Posta sotto pressione dalla chiusura della rotta turco-balcanica, l’Italia ha assunto l’iniziativa proponendo ai partner europei un Migration Compact. I commenti si sono concentrati sulle modalità di finanziamento del piano e sul gradimento tedesco, raramente ne hanno analizzato i contenuti. Vorrei invece provare a entrare nel merito.
Il documento parte male: contrariamente a dichiarazioni di segno diverso rilasciate anche nel recente passato dal premier Renzi, assume l’idea che l’Europa sia di fronte a fenomeni migratori “crescenti” e “senza precedenti”. Non è affatto vero: le migrazioni in Europa sono nel complesso stazionarie.
Malgrado questa falsa partenza, il Migration Compact compie un passo avanti significativo rispetto all’Agenda Europea di un anno fa, parlando di nuovi ingressi legali in Europa anche per motivi di lavoro, in modo da offrire un’alternativa credibile agli ingressi illegali. Per il resto, tuttavia, i termini ricorrenti sono controllo dei confini, sicurezza, gestione dei flussi, rimpatri. Termini come diritti umani, protezione dei rifugiati sono pressoché assenti.

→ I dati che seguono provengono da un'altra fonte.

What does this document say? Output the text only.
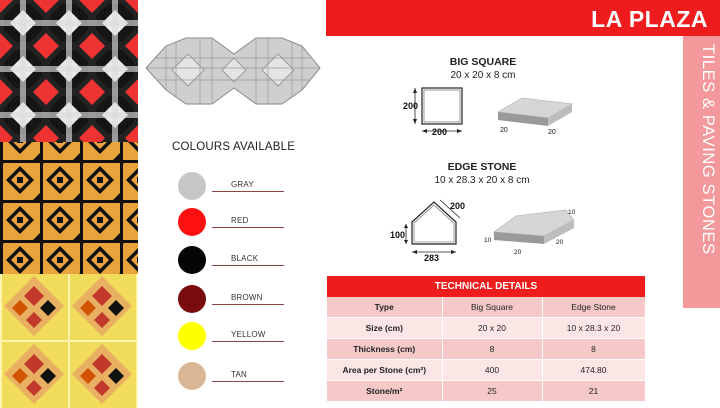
COLOURS AVAILABLE
GRAY
RED
BLACK
BROWN
YELLOW
TAN
LA PLAZA
TILES & PAVING STONES
BIG SQUARE
20 x 20 x 8 cm
200
200	20	20
EDGE STONE
10 x 28.3 x 20 x 8 cm
200
100
283
10
10
20
20
TECHNICAL DETAILS
Type	Big Square	Edge Stone
Size (cm)	20 x 20	10 x 28.3 x 20
Thickness (cm)	8	8
Area per Stone (cm²)	400	474.80
Stone/m²	25	21
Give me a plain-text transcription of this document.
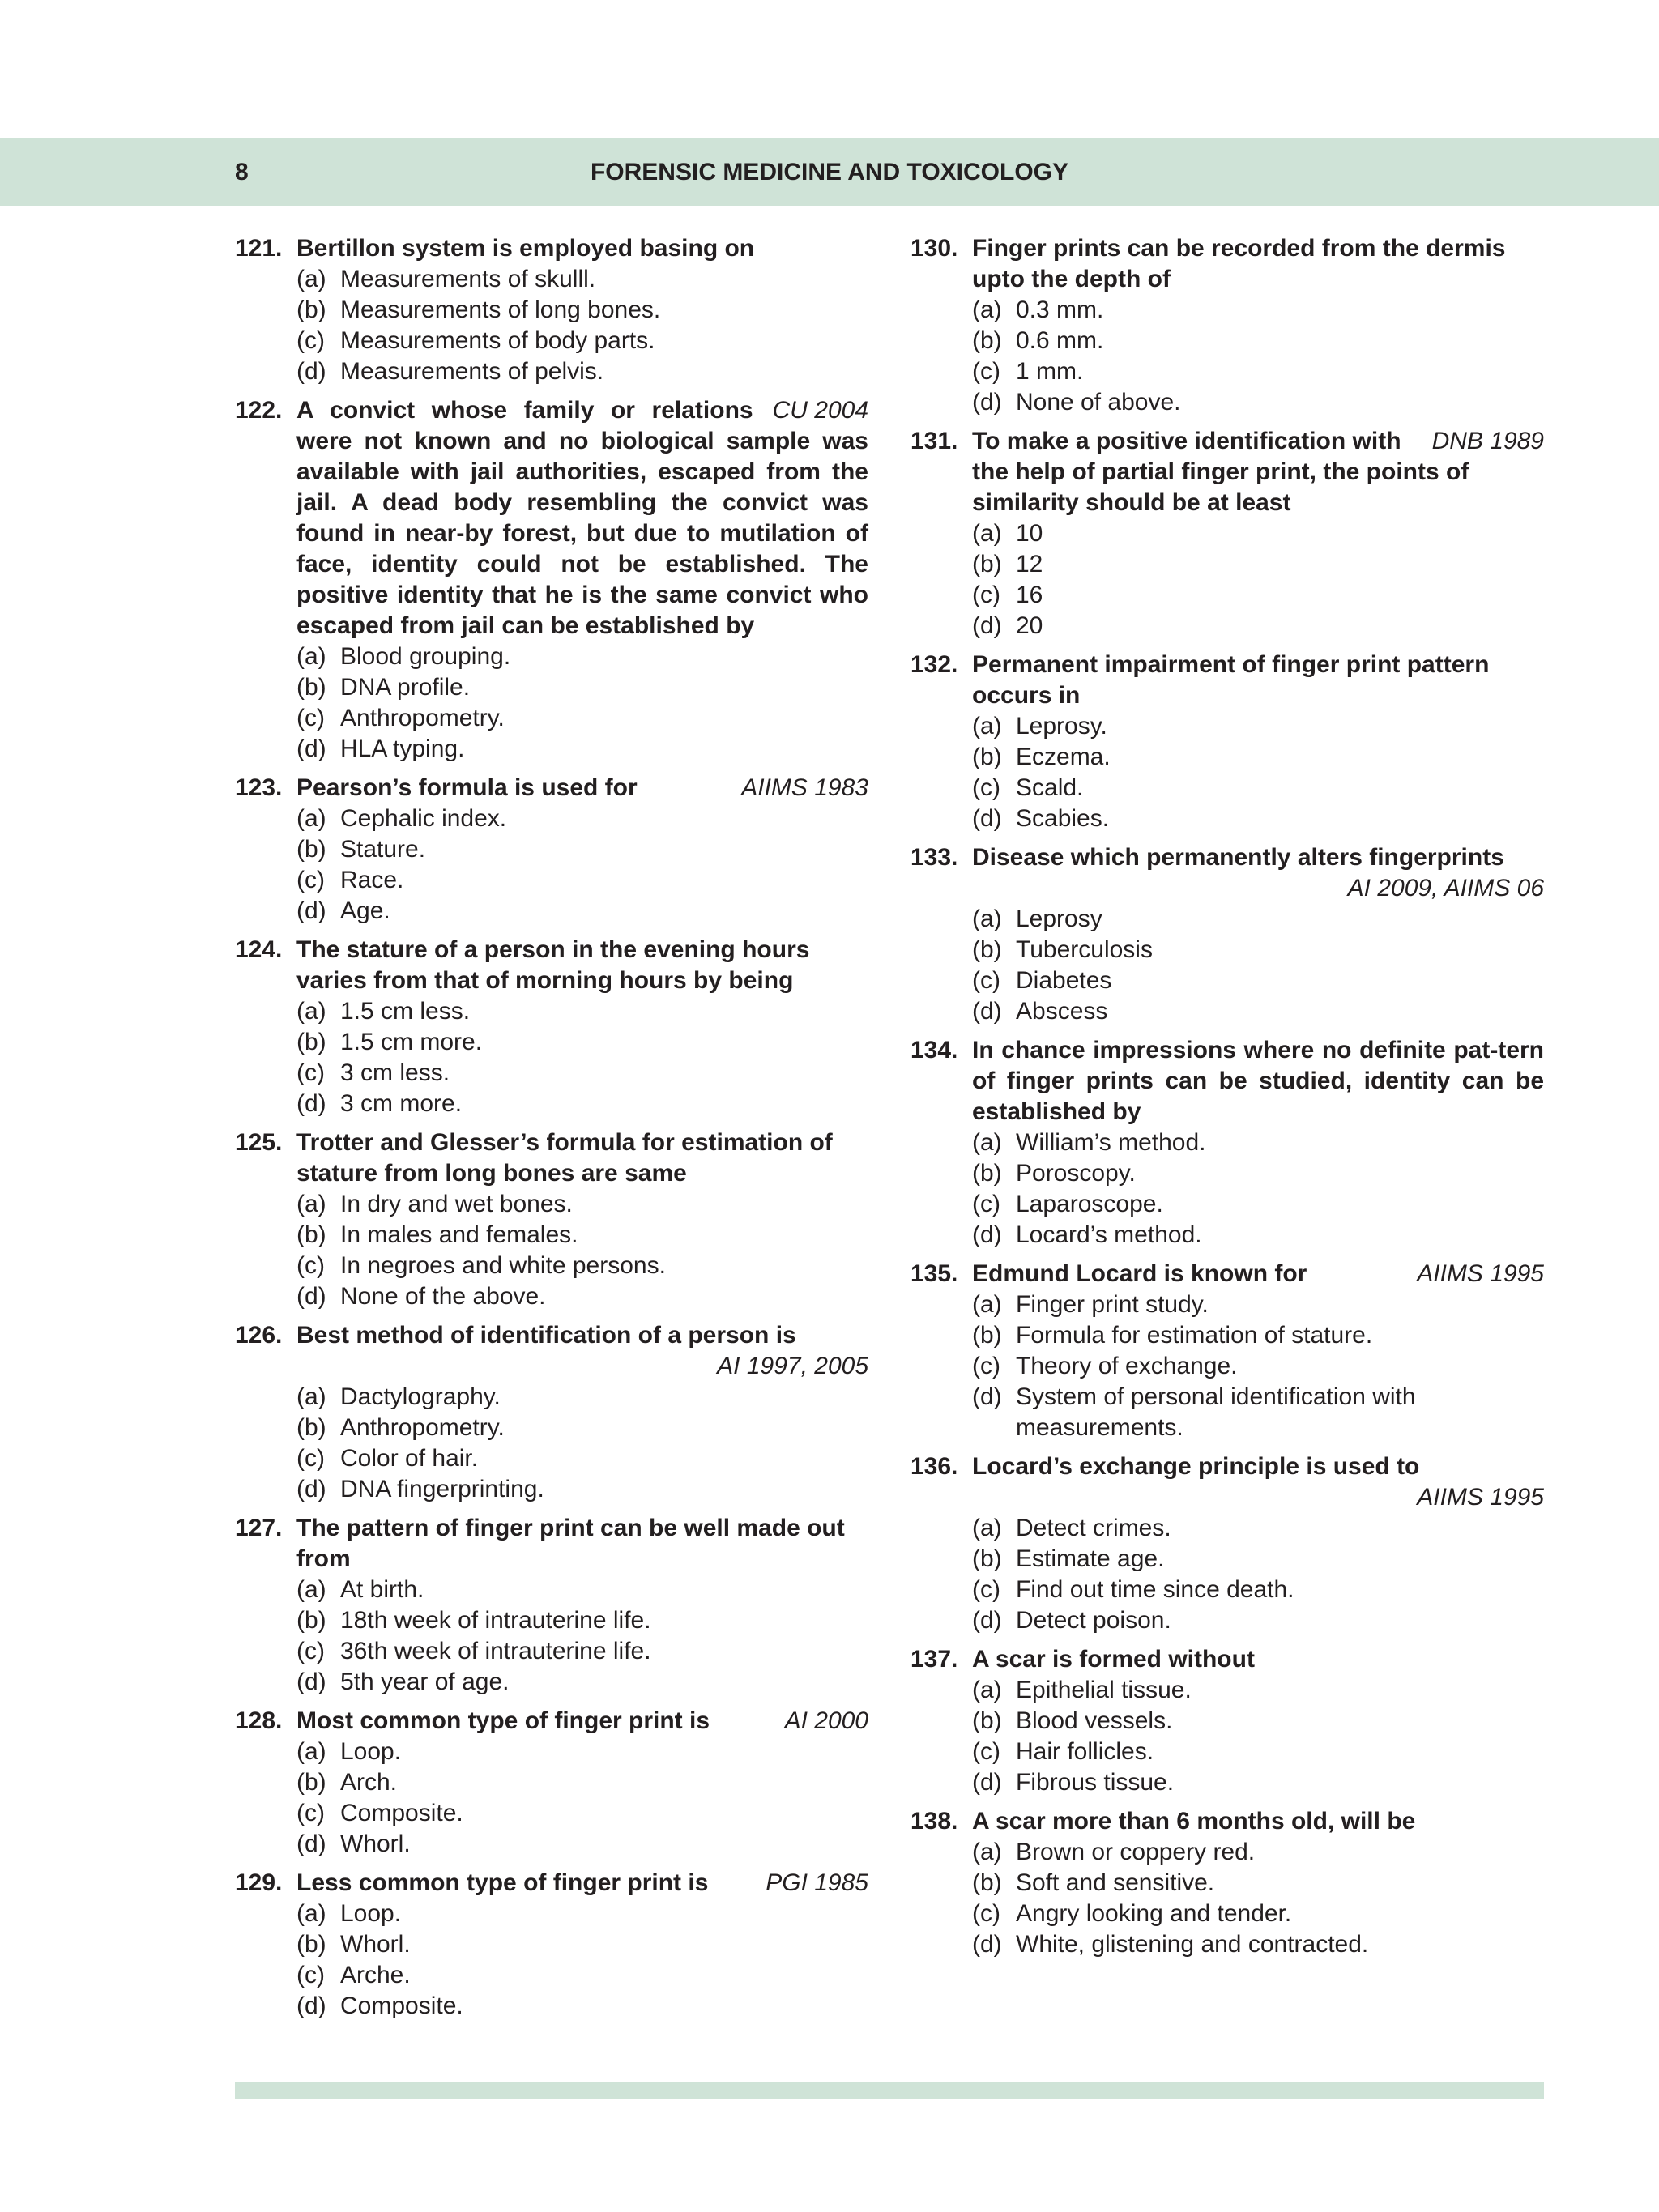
8	FORENSIC MEDICINE AND TOXICOLOGY
121. Bertillon system is employed basing on
(a) Measurements of skulll.
(b) Measurements of long bones.
(c) Measurements of body parts.
(d) Measurements of pelvis.
122.	CU 2004
A convict whose family or relations were not known and no biological sample was available with jail authorities, escaped from the jail. A dead body resembling the convict was found in near-by forest, but due to mutilation of face, identity could not be established. The positive identity that he is the same convict who escaped from jail can be established by
(a) Blood grouping.
(b) DNA profile.
(c) Anthropometry.
(d) HLA typing.
123.	AIIMS 1983
Pearson’s formula is used for
(a) Cephalic index.
(b) Stature.
(c) Race.
(d) Age.
124. The stature of a person in the evening hours varies from that of morning hours by being
(a) 1.5 cm less.
(b) 1.5 cm more.
(c) 3 cm less.
(d) 3 cm more.
125. Trotter and Glesser’s formula for estimation of stature from long bones are same
(a) In dry and wet bones.
(b) In males and females.
(c) In negroes and white persons.
(d) None of the above.
126. Best method of identification of a person is
AI 1997, 2005
(a) Dactylography.
(b) Anthropometry.
(c) Color of hair.
(d) DNA fingerprinting.
127. The pattern of finger print can be well made out from
(a) At birth.
(b) 18th week of intrauterine life.
(c) 36th week of intrauterine life.
(d) 5th year of age.
128.	AI 2000
Most common type of finger print is
(a) Loop.
(b) Arch.
(c) Composite.
(d) Whorl.
129.	PGI 1985
Less common type of finger print is
(a) Loop.
(b) Whorl.
(c) Arche.
(d) Composite.
130. Finger prints can be recorded from the dermis upto the depth of
(a) 0.3 mm.
(b) 0.6 mm.
(c) 1 mm.
(d) None of above.
131.	DNB 1989
To make a positive identification with the help of partial finger print, the points of similarity should be at least
(a) 10
(b) 12
(c) 16
(d) 20
132. Permanent impairment of finger print pattern occurs in
(a) Leprosy.
(b) Eczema.
(c) Scald.
(d) Scabies.
133. Disease which permanently alters fingerprints
AI 2009, AIIMS 06
(a) Leprosy
(b) Tuberculosis
(c) Diabetes
(d) Abscess
134. In chance impressions where no definite pat-tern of finger prints can be studied, identity can be established by
(a) William’s method.
(b) Poroscopy.
(c) Laparoscope.
(d) Locard’s method.
135.	AIIMS 1995
Edmund Locard is known for
(a) Finger print study.
(b) Formula for estimation of stature.
(c) Theory of exchange.
(d) System of personal identification with measurements.
136. Locard’s exchange principle is used to
AIIMS 1995
(a) Detect crimes.
(b) Estimate age.
(c) Find out time since death.
(d) Detect poison.
137. A scar is formed without
(a) Epithelial tissue.
(b) Blood vessels.
(c) Hair follicles.
(d) Fibrous tissue.
138. A scar more than 6 months old, will be
(a) Brown or coppery red.
(b) Soft and sensitive.
(c) Angry looking and tender.
(d) White, glistening and contracted.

Prendendo a modello l’accordo con la Turchia, il piano propone nella sostanza di esternalizzare la gestione dell’asilo, fermando i candidati sulla sponda Sud del Mediterraneo. Parla di gestione dell’asilo in loco secondo standard internazionali, ma evita di porre una questione: come possono offrire una protezione umanitaria adeguata ai rifugiati stranieri Paesi che non riescono a offrirla ai propri cittadini? E se lo faranno, come potranno controllare il risentimento di cittadini che ricevono servizi assai più poveri di quelli forniti ai rifugiati?
Altri problemi riguardano le promesse di aiuto allo sviluppo. Sono sostanzialmente due. Il primo è il rischio di finanziare i governi autoritari e bellicosi che sono all’origine dei flussi di rifugiati. Il secondo consiste nell’erronea convinzione che i migranti arrivino dai Paesi più poveri e che lo sviluppo possa fermarli. È vero il contrario: le migrazioni sono processi selettivi, partono coloro che dispongono di risorse. Con lo sviluppo, aumentano le persone che dispongono di risorse per partire. In una prima fase (non breve), lo sviluppo fa quindi crescere e non diminuire il numero dei migranti. Solo nel lungo periodo si riducono le nuove partenze.
Lo sviluppo è un obiettivo nobile, ma combinato con le pretese di controllo delle migrazioni va fuori strada. Del resto nel mondo sanno bene che le rimesse degli emigranti forniscono aiuti ben più consistenti e tangibili delle promesse dei governi occidentali.